Of the 16 largest settlements with pharmaceutical companies from 2000 to 2015, only one (Purdue Pharma) successfully used To park to hold individual leaders accountable. In this case, Howard Udell, Paul Goldenheim and Michael Friedman, the company’s top lawyer, medical director and president, each agreed to 3 years probation, 400 hours of community service and paid various individual fines of a million dollars on the “unlawful promotion” of extended-release oxycodone (OxyContin).
“What we’ve seen for decades is a lot of enforcement actions against companies and resolutions with companies, but relatively few involving executives of those companies,” said Jacob Elberg, JD, of Seton Hall Law. School in Newark, New Jersey. MedPage today. Elberg is the author of an editorial accompanying the study.
The To park doctrine was established after a 1975 case — United States vs. Park – upheld the conviction of a CEO of a national food chain who had a rodent infestation. It’s a legal tool that allows the federal government to prosecute corporate executives based on their position of authority in a company that breaks the law – even if the executives personally didn’t break the law – simply because they could have prevented the wrongdoing.
“The government doesn’t have to prove things that they normally have to prove that are really difficult, including knowledge and intent,” said Elberg, who is also a former health care fraud prosecutor. DOJ health. “That’s why it’s both powerful and why it’s controversial.”
If the DOJ used this doctrine more, the study authors say, they could hold corporate executives personally liable more often. But, they suggest, prosecutors have been reluctant to use To park “to sanction problematic corporate behavior that threatens patients and public health.”
Where the government has used the tool, Kesselheim and his co-authors noted, they have used it in the context of cases where it has been individual criminal liability of directors.
“That can be problematic because not-To park charges may not adequately address the type of negligent supervision To park the doctrine was designed to prevent,” they argued. “Because they all require proof of intent, these other charges raise the bar for a conviction.
To identify To park lawsuits, the researchers searched Westlaw, Google Scholar, DOJ press releases, industry newsletters, and other legal documents.
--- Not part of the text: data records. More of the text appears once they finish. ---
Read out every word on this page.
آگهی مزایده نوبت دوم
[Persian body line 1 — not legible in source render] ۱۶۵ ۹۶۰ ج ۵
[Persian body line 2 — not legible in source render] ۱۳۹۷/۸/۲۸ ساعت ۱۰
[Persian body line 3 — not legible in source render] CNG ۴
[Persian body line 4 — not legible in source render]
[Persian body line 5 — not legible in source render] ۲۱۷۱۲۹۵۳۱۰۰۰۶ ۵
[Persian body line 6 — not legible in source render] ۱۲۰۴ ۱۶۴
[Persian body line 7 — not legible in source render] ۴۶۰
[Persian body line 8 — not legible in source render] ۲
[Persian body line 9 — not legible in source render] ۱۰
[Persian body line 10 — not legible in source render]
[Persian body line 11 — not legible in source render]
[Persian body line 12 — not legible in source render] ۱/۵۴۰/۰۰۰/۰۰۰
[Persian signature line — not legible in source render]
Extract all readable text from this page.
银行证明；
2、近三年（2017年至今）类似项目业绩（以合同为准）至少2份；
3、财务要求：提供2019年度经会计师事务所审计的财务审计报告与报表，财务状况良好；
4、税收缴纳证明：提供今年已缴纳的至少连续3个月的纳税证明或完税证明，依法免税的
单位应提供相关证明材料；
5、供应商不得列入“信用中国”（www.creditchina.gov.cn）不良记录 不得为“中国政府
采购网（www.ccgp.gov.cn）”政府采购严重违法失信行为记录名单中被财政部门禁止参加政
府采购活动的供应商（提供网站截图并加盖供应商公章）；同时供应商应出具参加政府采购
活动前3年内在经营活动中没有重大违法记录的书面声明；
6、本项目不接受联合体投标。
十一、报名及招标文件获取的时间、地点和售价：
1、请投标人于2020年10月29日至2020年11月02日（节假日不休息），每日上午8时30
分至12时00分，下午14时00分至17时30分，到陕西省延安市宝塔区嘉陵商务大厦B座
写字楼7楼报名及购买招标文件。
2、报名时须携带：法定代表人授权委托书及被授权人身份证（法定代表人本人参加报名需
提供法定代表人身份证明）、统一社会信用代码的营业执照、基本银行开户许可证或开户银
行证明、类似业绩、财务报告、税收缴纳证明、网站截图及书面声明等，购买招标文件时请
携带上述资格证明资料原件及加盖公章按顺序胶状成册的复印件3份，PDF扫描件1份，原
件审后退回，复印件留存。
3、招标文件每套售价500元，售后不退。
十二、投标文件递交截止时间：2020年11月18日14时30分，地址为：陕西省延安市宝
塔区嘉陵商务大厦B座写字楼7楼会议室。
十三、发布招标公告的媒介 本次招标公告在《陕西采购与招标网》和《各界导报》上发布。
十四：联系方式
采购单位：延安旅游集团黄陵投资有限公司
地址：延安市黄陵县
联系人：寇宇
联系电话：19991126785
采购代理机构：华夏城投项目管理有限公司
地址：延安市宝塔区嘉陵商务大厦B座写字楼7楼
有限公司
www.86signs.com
They then compared their findings with a 2016 Public Citizen report listing deals between the government and drug companies that included 105 charges of “unlawful promotion,” a violation that can be used to bring To park doctrinal case.
Of the 13 lawsuits filed under the To park doctrine, three opioid manufacturers involved (Purdue Pharma, KV Pharmaceutical Company and Indivior) charged with unlawful promotion in two cases and manufacturing errors in the other; two were medical device manufacturers (Synthes and Acclarent) accused of illegal promotion; and the other was a compounding pharmacy (Brown’s Compounding Center) responsible for selling an unapproved drug.
The defendant executives of all six companies, except one, pleaded guilty to misdemeanor misdemeanor charges. Acclarent’s CEO and VP of Sales went to trial by jury and were found guilty of 10 counts of misdemeanor misdemeanor. The longest sentence for any of the 13 executives was 9 months (two of the Synthes executives).
This study was funded by grants from Arnold Ventures, a philanthropic organization.
Daval has not reported any conflicts of interest. The co-author reported personal fees from the state of West Virginia for serving as an expert witness in a case against various opioid manufacturers.
Elberg has reported no conflicts of interest.